The Oregon Senate is considering Bill SB 91 (see below) that would not allow property owners or property managers to take into consideration a person's previous criminal convictions if they are only related to property crimes. The following story, while anecdotal, serves to illustrate the point of why it is crucial to be able to consider previous property crime convictions.
About eight years ago I received a phone call in the middle of the night from a tenant in a fourplex I had just started managing. There was a fire and I needed to come over right away. When I arrived, the fire department had put out the fire and were starting to clean up. The fire had gutted over half of the fourplex and destroyed almost all the possessions of the tenant living over the unit where the fire had started.
In talking with the fire department, we discovered the fire started in a wastebasket in the living room. The cause of the fire was a cigarette that had dropped in a trash can when the person holding the lit cigarette fell asleep and it slipped from his fingers.
The problem here was not the fire (although that was a several hundred thousand dollar problem) but the person who caused the fire was not a tenant. In fact the former tenants had just been evicted that day for non payment of rent and tagging. The person who started the fire was a friend of theirs who they said could stay over night. Fortunately no one was killed or seriously hurt, but the tenant upstairs said he never heard the fire alarm (it could have been disabled by the former tenants) and barely got out in time.
There are obviously other issues involved here that we could talk about, but the point is that people who don't respect other people's property can have a direct and sometimes devastating impact on the surrounding community. Being able to evaluate potential tenants for previous property crimes is important not only for the property owner, but for the entire community.
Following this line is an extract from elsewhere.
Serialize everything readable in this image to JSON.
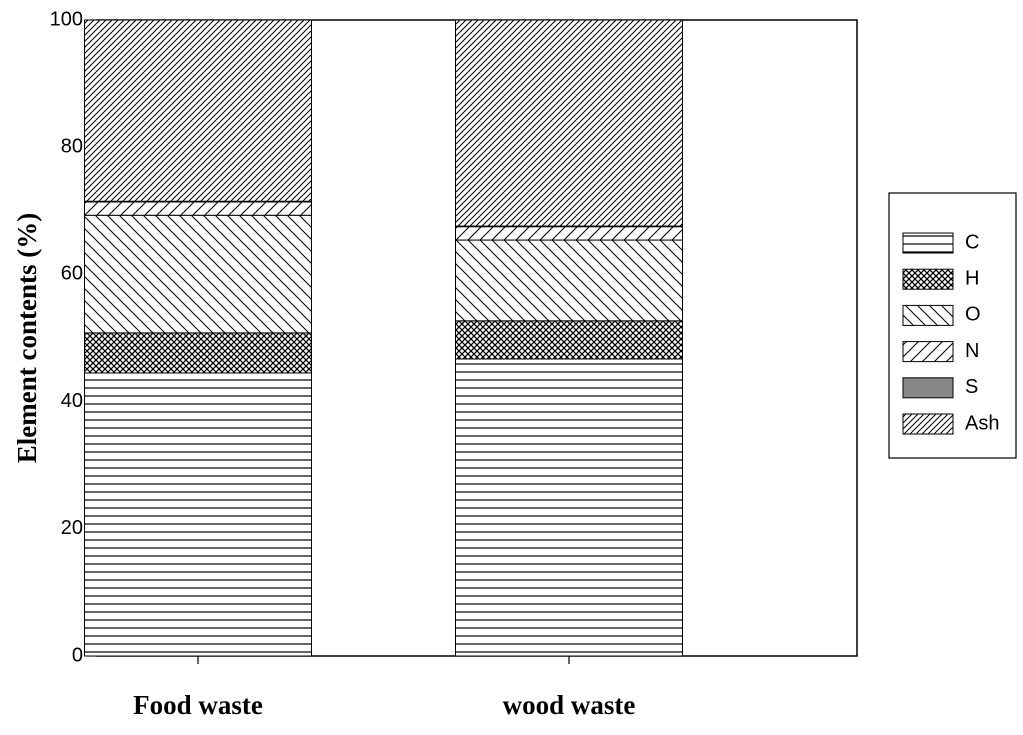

Below is the section of SB 91 this discussion is addressing. Parts of this section are sufficiently vague that they would most likely require litigation to parse where the distinction between personal and property crimes begin and end. Litigation is expensive, time consuming and messy. It would do little to resolve the issue this legislation is trying to address and add to the cost of affordable housing in the form of higher rents and/or security deposits.
(1) A landlord may not consider an action for possession pursuant to ORS 105.105 to 105.168 in evaluating an applicant if:
a. The action was dismissed or resulted in general judgment for the applicant prior to the application. This subsection does not apply if the prior action has not resulted in a dismissal or general judgment at the time of the application.
b. The action resulted in general judgment against the applicant, if such judgment was entered 5 or more years prior to the application.
(2) A landlord may not consider arrest history in evaluating an applicant, where the arrest did not result in a conviction. This subsection does not apply if the arrest has resulted in charges for criminal behavior as defined by subsection (3) of this section that have not been dismissed at the time of the application.
(3) A landlord may only consider criminal conviction and charging history in evaluating an applicant if the conviction or pending charge is for criminal behavior that is:
(a) A drug related crime;
(b) A person crime;
(c) A sex offense; or
(d) Any other crime, if the nature of the criminal conduct for which the applicant was convicted would adversely affect the landlord or other tenants’ property, or the health, safety, or right to peaceful enjoyment of the premises by other residents, the landlord or the landlord’s agent.